Comme a dit Robert Castel (Fils de Lili Labassi, paix à leur âme) :

" C'est pas parce qu'une rumeur ne tient pas debout, que ça va l'empêcher de courir, purée !!!"

Une telle rumeur existait dans la famille depuis des lustres, elle naquit lors d'un repas de samedi, chez Mémé au quatrième de la rue Eugène Robe, lorsque Papa voulut écourter son dessert en prétextant avoir à faire. Avec un rictus un peu narquois dont elle avait le secret, celle-ci affirma mi-figue mi-raisin qu'il était connu que Jojo "travaillait en fantaisie" le samedi après-midi…

Tous les convives présents plongèrent le nez dans leur assiette avec un vague sourire mais cette renommée un peu ambigüe lui colla à la peau bien des années.

Seul Jacky (c'était moi) était dans le secret, parce qu’il l'accompagnait souvent, si les devoirs étaient finis.

Papa, le samedi après-midi, accordait toutes les faveurs qu'elle méritait, à sa chère Caroline, dont il était devenu inséparable au fil des ans.

Voilà toute l'affaire :

On commençait par passer chez Baéza, Fabien de son prénom, dont le garage avait pignon dans la rue Montaigne, histoire de voir si tout allait bien sous le capot, procéder à quelque réglage s'il le fallait, changer une ou deux ampoules immanquablement grillées, surtout celles à l'arrière.
J'entends encore Papa: "Fabien tu regardes la pression des roues et tu me fais le plein pour demain s'il te plait".

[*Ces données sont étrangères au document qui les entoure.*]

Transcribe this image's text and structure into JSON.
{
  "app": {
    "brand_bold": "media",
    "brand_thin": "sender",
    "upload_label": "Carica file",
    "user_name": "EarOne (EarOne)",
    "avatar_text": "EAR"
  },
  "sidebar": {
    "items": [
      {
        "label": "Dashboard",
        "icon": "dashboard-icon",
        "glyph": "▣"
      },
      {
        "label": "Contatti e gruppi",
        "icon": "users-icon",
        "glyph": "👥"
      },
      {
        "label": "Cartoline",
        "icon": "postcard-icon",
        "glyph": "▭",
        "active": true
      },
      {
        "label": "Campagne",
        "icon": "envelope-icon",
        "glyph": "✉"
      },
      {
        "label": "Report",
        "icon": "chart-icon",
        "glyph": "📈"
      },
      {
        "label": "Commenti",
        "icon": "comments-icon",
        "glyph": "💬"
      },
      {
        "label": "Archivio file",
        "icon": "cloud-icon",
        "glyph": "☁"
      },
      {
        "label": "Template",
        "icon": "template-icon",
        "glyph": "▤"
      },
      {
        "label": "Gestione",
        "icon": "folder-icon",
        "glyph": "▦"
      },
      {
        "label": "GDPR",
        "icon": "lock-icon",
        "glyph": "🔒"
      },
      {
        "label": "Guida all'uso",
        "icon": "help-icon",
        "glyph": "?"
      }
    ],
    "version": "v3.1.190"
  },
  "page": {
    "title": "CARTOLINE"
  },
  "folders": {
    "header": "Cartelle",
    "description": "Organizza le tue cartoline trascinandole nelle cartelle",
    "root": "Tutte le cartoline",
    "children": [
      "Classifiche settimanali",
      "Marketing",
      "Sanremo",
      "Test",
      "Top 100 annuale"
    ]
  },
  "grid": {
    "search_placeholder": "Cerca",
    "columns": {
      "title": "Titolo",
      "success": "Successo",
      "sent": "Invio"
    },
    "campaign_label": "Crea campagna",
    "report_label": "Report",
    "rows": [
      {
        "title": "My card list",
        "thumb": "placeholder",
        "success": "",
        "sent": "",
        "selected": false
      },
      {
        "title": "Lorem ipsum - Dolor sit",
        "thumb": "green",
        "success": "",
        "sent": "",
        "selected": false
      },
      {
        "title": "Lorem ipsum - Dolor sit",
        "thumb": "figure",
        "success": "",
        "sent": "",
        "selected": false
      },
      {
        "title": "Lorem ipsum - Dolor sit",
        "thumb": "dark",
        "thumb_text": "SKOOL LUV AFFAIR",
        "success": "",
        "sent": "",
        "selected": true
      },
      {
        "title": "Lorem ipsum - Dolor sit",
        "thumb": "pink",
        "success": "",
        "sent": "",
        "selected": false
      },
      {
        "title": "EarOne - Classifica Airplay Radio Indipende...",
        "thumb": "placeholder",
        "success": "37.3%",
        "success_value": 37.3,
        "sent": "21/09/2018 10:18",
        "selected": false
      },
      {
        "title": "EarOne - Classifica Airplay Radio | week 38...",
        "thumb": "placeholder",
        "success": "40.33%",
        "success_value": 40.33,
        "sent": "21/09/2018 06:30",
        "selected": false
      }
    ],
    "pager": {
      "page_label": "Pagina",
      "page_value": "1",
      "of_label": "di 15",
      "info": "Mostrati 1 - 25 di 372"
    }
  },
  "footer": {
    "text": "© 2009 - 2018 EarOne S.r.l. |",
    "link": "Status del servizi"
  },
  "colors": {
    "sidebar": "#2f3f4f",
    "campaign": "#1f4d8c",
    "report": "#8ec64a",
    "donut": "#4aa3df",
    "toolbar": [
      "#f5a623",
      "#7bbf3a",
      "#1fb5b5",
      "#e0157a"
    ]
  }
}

Les deux hommes s'étaient connus en captivité et étaient restés très liés.

Moi je restais à chaque fois fasciné par la pompe à essence, dont les récipients jumeaux se remplissaient et se vidaient tour à tour, par le miracle d'une manette actionnée par notre Fabien de main de maître.

Et l'odeur...! Un pur régal ...!

Mais tout ça n'était qu'un prélude au plus important.

"Tu comprends pourquoi on ne peut pas prendre p'tit Charles avec nous.. Tu va voir qu'il est impossible de le surveiller et que si jamais il tombe du quai, ta mère elle se suicide..." répétait-il à chaque fois.


Pompe à essence années 1950

On descendait la rampe Chasseriau jusqu'aux quais, bien après l'amirauté, bien avant la gare de l'Agha, à l'endroit de ce que l'on appelait "les voûtes".

"Une fois à Sidi Ferruch il s'est échappé pour essayer de récupérer des boulons de roue de secours sur une 4 cv garée tout près... 3 heures on l'a cherché dans toute la forêt...! ta mère allait devenir folle...!"

C'est sûr qu'il avait mauvaise conscience, mais bon !

Il s'agissait en effet d'une suite de bâtiments érigés en rez-de-chaussée à même les quais, devant les grues portuaires, et dont les ouvertures très larges étaient en forme de voûtes effectivement. Ces bâtiments célèbres dans tout le port servaient en fait d'entrepôts privés aux sociétés maritimes.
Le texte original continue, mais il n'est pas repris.